To investigate the value of apolipoprotein A1 (ApoA1), apolipoprotein B (ApoB), and ApoA1/B ratio in pathogenic diagnosis of chronic obstructive pulmonary disease (COPD) complicated by acute lower respiratory tract infection, assisting comprehensive disease assessment. The study enrolled 171 COPD patients with acute lower respiratory tract infections, 35 COPD patients without acute lower respiratory tract infections, and 41 healthy controls. Correlation analysis and binary logistic regression were used to assess the roles of various factors in COPD with acute lower respiratory tract infections. Receiver operating characteristic (ROC) curves were plotted and area under curves (AUC) values were calculated to evaluate the predictive performance. Infections were the cause of alterations in ApoA1, ApoB and ApoA1/B index. In correlation analysis for pathogenic diagnosis of COPD complicated by acute lower respiratory infections, age, ApoA1, ApoA1/B ratio, lymphocyte count (LYMPH), neutrophil count (NEUT), C-reactive protein (CRP), erythrocyte sedimentation rate (ESR) and endotoxin were significantly correlated.

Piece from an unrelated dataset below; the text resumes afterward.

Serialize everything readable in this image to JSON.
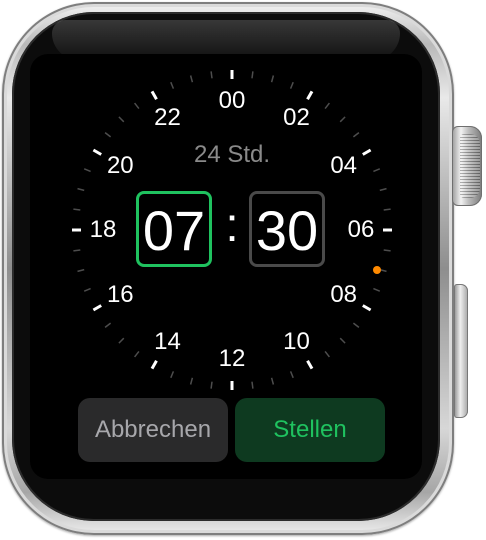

For predicting COPD complicated by acute lower respiratory tract bacterial infection, ApoA1 had the highest area under the ROC curve (AUC: 0.889), with sensitivity and specificity of 82.9% and 83.9%, respectively. The combination of NEUT and ApoA1 improved the prediction efficacy (AUC: 0.909; sensitivity/specificity: 85.1%/85.7%). ApoA1, ApoB, and ApoA1/B ratio are good indicators for predicting pathogens in COPD complicated by acute lower respiratory tract infection, especially ApoA1 which has high predictive value.